Desmond returns to drink, and after several rampages Bernadette refuses to continue her relationship with him until he shapes up; Desmond reforms. The American Nick Barron, and the injured rugby player and rebel lawyer Thomas Connolly, argue Desmond's court plea for regaining custody of his children; it is rejected by the courts leading Desmond and his children heartbroken and separated. But that night, the same night Desmond quits drinking, a gambler rigs Desmond to win copious amounts of money to pay his legal bills. But with nowhere to go, the case seems hopeless until Connolly proposes bringing an entirely new issue to the Irish Supreme Court: that the lack of children's custody by a parent is contrary to the Irish Constitution — an issue never successfully argued before the Court.
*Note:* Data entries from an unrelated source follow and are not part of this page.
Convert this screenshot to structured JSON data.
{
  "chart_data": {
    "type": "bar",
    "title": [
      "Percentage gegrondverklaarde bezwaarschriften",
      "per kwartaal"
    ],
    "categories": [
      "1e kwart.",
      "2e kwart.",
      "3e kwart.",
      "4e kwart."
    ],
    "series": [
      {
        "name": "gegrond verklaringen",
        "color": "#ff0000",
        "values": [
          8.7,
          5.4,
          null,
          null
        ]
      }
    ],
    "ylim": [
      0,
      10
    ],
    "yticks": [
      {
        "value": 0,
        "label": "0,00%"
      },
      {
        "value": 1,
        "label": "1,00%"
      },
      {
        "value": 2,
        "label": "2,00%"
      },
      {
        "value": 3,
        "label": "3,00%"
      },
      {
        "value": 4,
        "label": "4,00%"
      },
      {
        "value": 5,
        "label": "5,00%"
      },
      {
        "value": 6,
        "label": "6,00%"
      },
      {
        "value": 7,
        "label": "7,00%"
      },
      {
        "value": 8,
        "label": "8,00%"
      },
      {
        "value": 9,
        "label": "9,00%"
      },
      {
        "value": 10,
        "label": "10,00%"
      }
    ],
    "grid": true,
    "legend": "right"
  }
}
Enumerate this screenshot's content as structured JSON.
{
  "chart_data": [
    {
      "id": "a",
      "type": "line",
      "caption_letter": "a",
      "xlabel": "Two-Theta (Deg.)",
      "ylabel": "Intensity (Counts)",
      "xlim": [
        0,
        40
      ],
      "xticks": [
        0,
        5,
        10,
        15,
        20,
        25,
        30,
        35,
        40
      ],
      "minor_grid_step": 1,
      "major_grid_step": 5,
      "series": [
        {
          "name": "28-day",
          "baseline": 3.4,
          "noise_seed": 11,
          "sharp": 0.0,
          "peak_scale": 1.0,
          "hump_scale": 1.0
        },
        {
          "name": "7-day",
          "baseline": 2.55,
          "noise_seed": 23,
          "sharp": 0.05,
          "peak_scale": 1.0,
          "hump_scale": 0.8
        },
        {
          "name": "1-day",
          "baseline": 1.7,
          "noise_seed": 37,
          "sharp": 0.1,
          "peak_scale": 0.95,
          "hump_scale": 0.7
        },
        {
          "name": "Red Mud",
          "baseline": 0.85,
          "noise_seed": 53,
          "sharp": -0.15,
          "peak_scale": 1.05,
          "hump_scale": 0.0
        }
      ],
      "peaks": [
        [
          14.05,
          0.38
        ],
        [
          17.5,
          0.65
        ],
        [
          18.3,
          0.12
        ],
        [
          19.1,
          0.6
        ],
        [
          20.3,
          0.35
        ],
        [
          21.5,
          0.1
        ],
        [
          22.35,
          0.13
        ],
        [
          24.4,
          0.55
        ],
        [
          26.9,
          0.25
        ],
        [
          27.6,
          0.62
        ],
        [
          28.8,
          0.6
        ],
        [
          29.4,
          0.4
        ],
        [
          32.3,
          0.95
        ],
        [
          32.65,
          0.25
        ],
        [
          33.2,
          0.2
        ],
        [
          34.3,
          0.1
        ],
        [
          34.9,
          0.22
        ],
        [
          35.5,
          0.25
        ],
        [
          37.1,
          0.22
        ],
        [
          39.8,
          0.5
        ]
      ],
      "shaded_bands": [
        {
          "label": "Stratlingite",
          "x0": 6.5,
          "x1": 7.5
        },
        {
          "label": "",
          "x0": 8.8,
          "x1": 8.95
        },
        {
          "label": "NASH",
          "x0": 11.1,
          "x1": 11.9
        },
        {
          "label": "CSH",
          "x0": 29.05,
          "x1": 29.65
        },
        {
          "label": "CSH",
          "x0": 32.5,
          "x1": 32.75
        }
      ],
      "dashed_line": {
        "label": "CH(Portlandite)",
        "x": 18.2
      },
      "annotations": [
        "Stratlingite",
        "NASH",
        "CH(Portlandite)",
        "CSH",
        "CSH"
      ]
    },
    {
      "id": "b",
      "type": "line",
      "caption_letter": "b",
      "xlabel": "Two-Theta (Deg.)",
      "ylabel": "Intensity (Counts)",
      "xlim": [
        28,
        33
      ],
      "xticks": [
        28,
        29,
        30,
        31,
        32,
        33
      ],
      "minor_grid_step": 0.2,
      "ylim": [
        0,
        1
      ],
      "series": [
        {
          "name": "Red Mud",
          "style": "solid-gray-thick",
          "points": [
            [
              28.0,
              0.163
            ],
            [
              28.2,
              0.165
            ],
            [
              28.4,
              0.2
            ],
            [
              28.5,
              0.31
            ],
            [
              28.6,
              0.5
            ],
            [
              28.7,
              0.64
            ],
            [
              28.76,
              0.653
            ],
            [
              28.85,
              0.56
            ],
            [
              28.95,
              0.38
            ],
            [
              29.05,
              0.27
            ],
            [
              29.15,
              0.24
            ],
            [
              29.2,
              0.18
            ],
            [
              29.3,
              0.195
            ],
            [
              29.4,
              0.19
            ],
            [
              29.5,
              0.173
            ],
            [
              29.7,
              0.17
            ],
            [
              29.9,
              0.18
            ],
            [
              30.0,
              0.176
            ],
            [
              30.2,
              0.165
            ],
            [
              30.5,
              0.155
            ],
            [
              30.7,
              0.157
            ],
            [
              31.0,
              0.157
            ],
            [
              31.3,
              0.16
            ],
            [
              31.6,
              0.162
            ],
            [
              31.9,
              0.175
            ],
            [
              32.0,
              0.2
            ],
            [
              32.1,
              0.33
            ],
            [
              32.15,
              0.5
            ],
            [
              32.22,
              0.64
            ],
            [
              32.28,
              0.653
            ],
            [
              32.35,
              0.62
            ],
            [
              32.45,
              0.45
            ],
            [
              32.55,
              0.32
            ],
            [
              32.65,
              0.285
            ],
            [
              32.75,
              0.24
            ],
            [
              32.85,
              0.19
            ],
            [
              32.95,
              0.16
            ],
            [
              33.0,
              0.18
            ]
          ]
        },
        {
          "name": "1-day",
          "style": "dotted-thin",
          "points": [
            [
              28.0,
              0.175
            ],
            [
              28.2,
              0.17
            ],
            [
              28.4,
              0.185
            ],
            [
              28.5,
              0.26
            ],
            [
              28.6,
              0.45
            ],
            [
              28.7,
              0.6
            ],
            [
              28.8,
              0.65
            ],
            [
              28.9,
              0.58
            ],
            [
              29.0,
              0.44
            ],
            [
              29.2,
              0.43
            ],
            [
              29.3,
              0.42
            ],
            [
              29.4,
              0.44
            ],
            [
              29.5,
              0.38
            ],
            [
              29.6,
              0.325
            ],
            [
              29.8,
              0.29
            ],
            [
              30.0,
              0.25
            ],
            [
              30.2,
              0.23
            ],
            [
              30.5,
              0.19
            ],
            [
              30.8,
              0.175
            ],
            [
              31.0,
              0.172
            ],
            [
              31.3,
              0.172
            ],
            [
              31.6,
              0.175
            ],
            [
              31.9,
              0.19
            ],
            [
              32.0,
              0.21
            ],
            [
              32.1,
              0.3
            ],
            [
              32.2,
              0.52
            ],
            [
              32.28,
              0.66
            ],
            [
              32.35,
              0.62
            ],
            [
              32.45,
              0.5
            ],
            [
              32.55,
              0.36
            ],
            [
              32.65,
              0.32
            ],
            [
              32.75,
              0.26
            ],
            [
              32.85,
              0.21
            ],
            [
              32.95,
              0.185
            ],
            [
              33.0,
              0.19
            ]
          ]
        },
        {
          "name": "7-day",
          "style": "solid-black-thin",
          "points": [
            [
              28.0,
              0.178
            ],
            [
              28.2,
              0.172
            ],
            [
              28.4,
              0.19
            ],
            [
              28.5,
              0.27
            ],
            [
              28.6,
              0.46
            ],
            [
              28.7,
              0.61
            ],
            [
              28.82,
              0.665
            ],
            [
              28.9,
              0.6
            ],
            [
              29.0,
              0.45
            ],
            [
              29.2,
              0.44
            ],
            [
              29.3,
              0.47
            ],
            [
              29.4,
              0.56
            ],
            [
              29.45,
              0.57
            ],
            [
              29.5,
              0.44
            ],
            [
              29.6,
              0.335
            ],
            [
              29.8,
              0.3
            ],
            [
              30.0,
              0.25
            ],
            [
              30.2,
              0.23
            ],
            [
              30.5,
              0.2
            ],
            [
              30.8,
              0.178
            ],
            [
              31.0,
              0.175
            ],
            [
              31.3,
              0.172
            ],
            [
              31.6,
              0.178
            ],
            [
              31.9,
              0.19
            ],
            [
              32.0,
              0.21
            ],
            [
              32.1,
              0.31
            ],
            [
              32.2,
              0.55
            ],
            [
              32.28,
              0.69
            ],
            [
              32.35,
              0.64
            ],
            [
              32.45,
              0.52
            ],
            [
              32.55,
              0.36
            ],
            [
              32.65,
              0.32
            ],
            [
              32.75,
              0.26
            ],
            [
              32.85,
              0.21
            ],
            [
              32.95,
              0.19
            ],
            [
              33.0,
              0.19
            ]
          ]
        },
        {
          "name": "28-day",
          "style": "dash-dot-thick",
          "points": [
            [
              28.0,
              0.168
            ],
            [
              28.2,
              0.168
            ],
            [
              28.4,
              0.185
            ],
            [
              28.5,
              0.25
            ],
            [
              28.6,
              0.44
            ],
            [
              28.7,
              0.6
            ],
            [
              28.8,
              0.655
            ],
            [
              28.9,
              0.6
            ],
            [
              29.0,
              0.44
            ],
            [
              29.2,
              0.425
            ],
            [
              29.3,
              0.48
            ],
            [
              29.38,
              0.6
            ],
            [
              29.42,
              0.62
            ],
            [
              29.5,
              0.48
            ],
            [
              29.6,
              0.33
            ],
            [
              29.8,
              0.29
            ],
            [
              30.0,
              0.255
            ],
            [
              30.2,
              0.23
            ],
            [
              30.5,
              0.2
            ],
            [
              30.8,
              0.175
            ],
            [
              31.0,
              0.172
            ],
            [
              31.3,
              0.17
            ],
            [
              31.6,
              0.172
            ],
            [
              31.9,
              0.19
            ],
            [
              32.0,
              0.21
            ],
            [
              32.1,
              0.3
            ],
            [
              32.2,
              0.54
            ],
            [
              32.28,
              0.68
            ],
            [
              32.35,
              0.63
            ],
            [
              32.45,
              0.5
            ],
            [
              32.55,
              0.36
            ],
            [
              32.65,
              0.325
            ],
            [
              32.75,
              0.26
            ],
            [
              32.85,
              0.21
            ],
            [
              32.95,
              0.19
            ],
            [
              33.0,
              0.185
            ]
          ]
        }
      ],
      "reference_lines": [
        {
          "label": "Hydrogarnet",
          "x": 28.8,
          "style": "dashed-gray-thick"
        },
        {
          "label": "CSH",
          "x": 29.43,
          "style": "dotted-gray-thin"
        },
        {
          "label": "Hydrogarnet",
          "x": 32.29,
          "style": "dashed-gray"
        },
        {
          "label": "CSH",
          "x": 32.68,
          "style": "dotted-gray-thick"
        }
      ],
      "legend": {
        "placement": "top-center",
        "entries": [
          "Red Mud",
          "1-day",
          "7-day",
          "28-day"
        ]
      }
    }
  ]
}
It takes public pressure for the case to be heard before the Court. Desmond gives compelling testimony. The following day, Evelyn says in court that she formerly upheld the false story about her bruised face because she didn’t want Sister Brigid to get in trouble. Evelyn becomes visibly excited when ‘angel rays’ shine into the court windows—a sign to her that her grandfather is watching over her. Her replies to the questions directed at her elicit a number of sympathetic chuckles from the public gallery. Evelyn concludes her testimony with a recitation of a prayer asking God to forgive Sister Brigid and to ensure the prospering of Ireland and its people. Two of the three judges side with Desmond, the children are returned to him, and he acknowledges his love for Bernadette. They are shown on Christmas Day, celebrating as a family.

==Historical accuracy==
Survivors of the industrial schools have criticised the claim in the credits of the film that changes in Irish law resulting from the case led to children being reunited with their families.

==Cast==

- Pierce Brosnan as Desmond Doyle
- Julianna Margulies as Bernadette Beattie
- Frank Kelly as Henry Doyle
- Stephen Rea as Michael Beattie
- Aidan Quinn as Nick Barron
- Alan Bates as Tom Connolly
- Sophie Vavasseur as Evelyn Doyle
- Bosco Hogan as Father O'Malley
- Mark Lambert as Minister of Education
- John Lynch as Senior Counsel Mr. Wolfe
- Andrea Irvine as Sister Brigid
- Marian Quinn as Sister Theresa
- Karen Ardiff as Sister Felicity

==Production==
Ardmore Studios and Castleknock College were used as filming locations.
Rathcoran House, a disused convent school in Baltinglass, was also used as the orphanage / school scene.

==Reception==
On Rotten Tomatoes the film has an approval rating of 65% based on reviews from 116 critics. On Metacritic the film has a score of 55% based on reviews from 30 critics.